While Donald Trump was never shy about criticizing Barack Obama for wasteful spending during his presidency, it looks like the new commander in chief is now saddling taxpayers with even more extravagant bills than his predecessor. According to newly uncovered Homeland Security budget documents, it costs $18 million a month for the Secret Service to protect Trump from accidentally killing himself in the bathroom.
Yep. That is one hefty price tag.
Since moving into the White House, the president’s bathroom habits have created a host of new security challenges for his Secret Service detail. On multiple occasions, Trump has almost accidentally hanged himself after getting his neck caught inside the toilet seat, and he’s twice had to get his stomach pumped after mistaking decorative potpourri for snacks. Unable to figure out the bathtub drain, Trump will often try to evaporate his bathwater with an armful of hairdryers, requiring two agents to stand guard at all times to prevent him from electrocuting himself.
Donald Trump’s campaign promise to cut government spending seems to be a distant memory now that he is racking up these massive bathroom security costs.
Already, millions of dollars in security infrastructure have been installed in the White House master bathroom to ensure the president’s safety. The marble floors have had to be replaced with expensive custom stick mats after multiple scares involving Trump running too fast in sweaty dress socks and slipping violently into the bathroom counter. The monogrammed White House towels, the rigid corners of which repeatedly managed to slice open Trump’s delicate skin, have now been replaced with specially engineered, silk-based rounded towels at an eye-popping cost of $10,000 a piece.
The glass shower door in the bathroom proved to be a liability after the president mistakenly smashed his head through it on the evening of his inauguration, requiring the installation of a safer, more visible shower rod and curtain. However, Trump’s propensity for getting perilously tangled in the curtain to the point of restricting blood flow has forced the Secret Service to abandon the curtain as well, and now agents employ a costly hydraulic platform to safely move him in and out of the shower. Furthermore, the bathroom’s toilet bowl and sink basins have all been safeguarded with high-tensile-strength industrial webbing to restrict the president from toppling face-forward and accidentally drowning himself.
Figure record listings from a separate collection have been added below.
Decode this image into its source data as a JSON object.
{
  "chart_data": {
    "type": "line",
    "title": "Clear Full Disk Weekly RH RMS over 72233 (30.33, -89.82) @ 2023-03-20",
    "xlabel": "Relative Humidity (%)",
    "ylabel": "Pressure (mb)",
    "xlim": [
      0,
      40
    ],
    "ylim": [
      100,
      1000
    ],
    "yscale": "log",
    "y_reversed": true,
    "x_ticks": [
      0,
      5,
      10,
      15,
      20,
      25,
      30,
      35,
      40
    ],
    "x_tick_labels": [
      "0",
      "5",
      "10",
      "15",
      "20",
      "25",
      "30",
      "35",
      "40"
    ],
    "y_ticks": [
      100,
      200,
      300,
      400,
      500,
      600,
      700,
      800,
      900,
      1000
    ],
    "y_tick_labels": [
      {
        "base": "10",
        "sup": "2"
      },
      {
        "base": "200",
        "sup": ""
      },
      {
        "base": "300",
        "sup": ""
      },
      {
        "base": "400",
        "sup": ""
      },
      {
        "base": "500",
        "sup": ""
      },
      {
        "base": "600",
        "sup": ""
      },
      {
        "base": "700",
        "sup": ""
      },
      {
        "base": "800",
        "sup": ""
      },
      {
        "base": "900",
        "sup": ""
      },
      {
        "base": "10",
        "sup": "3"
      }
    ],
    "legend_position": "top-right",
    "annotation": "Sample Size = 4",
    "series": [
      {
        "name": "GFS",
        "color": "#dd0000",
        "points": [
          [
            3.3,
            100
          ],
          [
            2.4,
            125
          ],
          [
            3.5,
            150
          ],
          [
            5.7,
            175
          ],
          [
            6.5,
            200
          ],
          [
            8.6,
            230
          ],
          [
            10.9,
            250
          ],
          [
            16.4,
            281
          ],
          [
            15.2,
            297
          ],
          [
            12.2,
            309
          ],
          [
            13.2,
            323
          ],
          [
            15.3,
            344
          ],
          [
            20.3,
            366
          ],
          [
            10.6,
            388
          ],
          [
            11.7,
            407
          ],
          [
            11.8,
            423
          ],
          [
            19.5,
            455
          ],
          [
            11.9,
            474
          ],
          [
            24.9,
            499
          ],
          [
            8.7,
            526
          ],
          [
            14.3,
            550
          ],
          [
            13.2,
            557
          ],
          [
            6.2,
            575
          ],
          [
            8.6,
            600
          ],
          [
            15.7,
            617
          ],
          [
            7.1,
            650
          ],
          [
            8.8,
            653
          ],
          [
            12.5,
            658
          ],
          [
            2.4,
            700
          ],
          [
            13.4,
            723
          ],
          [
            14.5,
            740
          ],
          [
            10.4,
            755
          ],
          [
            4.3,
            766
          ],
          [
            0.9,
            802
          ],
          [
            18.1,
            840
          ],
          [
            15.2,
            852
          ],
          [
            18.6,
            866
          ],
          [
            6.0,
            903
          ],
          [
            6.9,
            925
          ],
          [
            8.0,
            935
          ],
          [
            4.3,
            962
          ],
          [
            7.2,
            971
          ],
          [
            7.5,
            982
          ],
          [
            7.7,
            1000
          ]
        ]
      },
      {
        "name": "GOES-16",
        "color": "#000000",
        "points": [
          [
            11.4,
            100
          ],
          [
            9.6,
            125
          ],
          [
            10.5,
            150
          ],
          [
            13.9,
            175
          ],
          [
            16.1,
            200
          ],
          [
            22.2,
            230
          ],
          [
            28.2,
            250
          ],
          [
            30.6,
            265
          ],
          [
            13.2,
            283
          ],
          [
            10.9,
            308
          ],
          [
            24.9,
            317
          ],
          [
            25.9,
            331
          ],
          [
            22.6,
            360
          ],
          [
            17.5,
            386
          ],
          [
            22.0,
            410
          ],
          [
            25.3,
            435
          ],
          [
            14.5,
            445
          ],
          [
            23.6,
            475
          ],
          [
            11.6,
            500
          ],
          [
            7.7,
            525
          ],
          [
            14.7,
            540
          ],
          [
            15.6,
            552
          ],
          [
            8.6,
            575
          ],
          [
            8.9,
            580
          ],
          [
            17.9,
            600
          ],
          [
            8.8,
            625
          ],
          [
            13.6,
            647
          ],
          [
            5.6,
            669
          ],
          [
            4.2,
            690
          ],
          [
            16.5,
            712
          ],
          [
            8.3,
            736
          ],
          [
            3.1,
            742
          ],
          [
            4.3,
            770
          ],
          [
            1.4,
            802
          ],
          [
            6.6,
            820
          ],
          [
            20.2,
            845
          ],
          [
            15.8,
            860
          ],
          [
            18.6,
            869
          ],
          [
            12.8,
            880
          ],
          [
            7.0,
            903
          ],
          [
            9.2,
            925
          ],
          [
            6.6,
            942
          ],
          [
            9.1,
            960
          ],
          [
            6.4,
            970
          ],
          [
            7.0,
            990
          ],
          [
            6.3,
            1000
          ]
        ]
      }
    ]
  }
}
“As expensive as these modifications are, the most staggering costs are in training and maintaining the security task force so that they can be ready at a moment’s notice, 24 hours a day, to monitor the president in the restroom and assist him in safely executing his hygiene tasks without incident,” said a high-ranking Secret Service official on the condition of anonymity. “Without a team of elite security experts on hand to secure the president’s oral cavity with a protective mesh screen, there’d be an alarmingly high chance of him fatally choking on his toothbrush or even severing his uvula with a comb. Quite plainly, this is a matter of national security.”
In a move that should further incense the American taxpayer, the same exorbitant modifications made to his White House bathroom have also had to be implemented in bathrooms at his Mar-a-Lago estate in Florida, his residence in Trump Tower, and on Air Force One—the latter of which has been outfitted with a military-grade harness to prevent the president from dislodging the toilet module and getting vacuum-sucked out of the aircraft. Additionally, when traveling to and from engagements, a 10-vehicle lavatory-operations envoy must tag along with the motorcade to ensure that the president is not at risk should he need to make a restroom pit stop mid-route.
With a total bill of $216 million a year, the cost of keeping Trump from accidentally killing himself in the bathroom amounts to over two-thirds of the annual budget for the National Endowment for the Arts—a program from which Trump’s administration has pledged to eliminate funding entirely in coming years. For a billionaire who has never shied from bashing wasteful spending in politics, you’d think perhaps he’d be more careful about flushing so much money down the drain.